La Corte di Appello di Milano, in riforma della sentenza di primo grado, rigettava il ricorso. Il giudice di appello osservava che non era invocabile la tutela comunitaria delle ferie annuali atteso che l'ambito di applicazione della direttiva 2033/88 era solo il periodo minimo di ferie annuali di quattro settimane, che era stato pacificamente goduto dall’interessata. La Corte di Appello riteneva che legittimamente la contrattazione collettiva, nel prevedere una più ampia durata del riposo annuale, ne aveva subordinato il godimento a ulteriori requisiti e condizioni. Evidenziava che nella specie la disposizione collettiva (l'articolo 21 del Ccnl), pur ribadendo il principio dell'irrinunciabilità delle ferie, che non possono essere monetizzate, aveva tuttavia previsto che le stesse debbano essere programmate in modo da poter essere esaurite nel corso dell'anno ovvero, nel caso in cui ciò non risulti possibile per esigenze di servizio indifferibili, entro il primo semestre dell'anno successivo e che solo in caso di malattia o infortunio sarebbe stato possibile derogare a tale regola.

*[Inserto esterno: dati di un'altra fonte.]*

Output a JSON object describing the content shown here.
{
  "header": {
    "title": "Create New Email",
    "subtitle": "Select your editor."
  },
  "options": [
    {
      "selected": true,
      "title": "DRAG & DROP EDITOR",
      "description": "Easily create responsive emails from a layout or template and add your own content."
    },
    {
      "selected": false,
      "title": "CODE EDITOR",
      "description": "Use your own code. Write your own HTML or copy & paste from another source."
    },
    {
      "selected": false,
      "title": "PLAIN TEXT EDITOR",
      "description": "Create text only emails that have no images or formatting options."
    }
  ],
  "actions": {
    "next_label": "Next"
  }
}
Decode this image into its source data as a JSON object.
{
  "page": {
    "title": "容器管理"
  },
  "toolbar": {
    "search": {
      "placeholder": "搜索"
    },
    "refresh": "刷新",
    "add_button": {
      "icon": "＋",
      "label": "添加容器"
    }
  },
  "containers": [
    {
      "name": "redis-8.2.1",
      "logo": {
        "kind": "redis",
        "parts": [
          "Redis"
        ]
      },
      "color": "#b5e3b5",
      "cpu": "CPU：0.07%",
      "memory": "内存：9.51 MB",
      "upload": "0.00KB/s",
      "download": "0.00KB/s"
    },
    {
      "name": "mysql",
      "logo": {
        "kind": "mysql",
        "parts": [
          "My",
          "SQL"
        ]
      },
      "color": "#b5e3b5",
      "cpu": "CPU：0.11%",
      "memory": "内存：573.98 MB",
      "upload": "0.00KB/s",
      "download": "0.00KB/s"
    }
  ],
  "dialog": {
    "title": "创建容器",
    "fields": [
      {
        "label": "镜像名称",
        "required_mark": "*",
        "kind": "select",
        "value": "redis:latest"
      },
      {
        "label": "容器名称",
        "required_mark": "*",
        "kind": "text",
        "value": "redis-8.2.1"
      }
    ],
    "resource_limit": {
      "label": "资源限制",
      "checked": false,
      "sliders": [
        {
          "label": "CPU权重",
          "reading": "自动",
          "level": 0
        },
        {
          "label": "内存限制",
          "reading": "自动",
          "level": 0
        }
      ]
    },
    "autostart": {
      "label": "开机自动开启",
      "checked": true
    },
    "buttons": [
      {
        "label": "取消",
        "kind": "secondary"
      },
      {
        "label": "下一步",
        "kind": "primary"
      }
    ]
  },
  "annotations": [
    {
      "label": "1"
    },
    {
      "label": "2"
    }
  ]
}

Sottolineava che l'indennità sostitutiva spettava poi laddove la mancata fruizione fosse dipesa da cause di servizio o comunque da ragioni indipendenti dalla volontà del lavoratore evidenziando che, comunque, questa poteva essere erogata solo all'atto della cessazione del rapporto. La Corte di Appello riteneva che la dottoressa non avesse dimostrato i fatti costitutivi della domanda; che non avesse provato di aver domandato le ferie.

La dottoressa ha proposto ricorso per cassazione.

La Suprema Corte ha rilevato che  l'articolo 21 del Ccnl 4 dicembre 1996, area dirigenza medica e veterinaria (che dispone il pagamento delle ferie nel solo caso in cui, all'atto della cessazione del rapporto, risultino non fruite per esigenze di servizio o per cause indipendenti dalla volontà del dirigente) va interpretato in modo conforme al principio di irrinunciabilità delle ferie, di cui all'articolo 36 della Costituzione, di guisa che si applica solo nei confronti dei dirigenti titolari del potere di attribuirsi il periodo di ferie senza ingerenze da parte del datore di lavoro e non anche nei confronti dei dirigenti privi di tale potere.

L’interessata, medico inquadrata come dirigente di primo livello, è in posizione sott'ordinata a quella dei dirigenti di secondo livello e alla direzione sanitaria responsabile della conduzione della struttura ospedaliera. Pertanto, la dottoressa non aveva il potere di programmarsi le ferie e di auto attribuirsene il godimento.

All’interessata non si applica il principio secondo cui il dirigente che sia titolare del potere di attribuirsi il periodo di ferie senza alcuna ingerenza del datore di lavoro, ove non eserciti detto potere e non fruisca, quindi, del periodo di riposo, non ha il diritto all'indennità sostitutiva, a meno che non provi la ricorrenza di necessità aziendali assolutamente eccezionali e obiettive, ostative alla suddetta fruizione.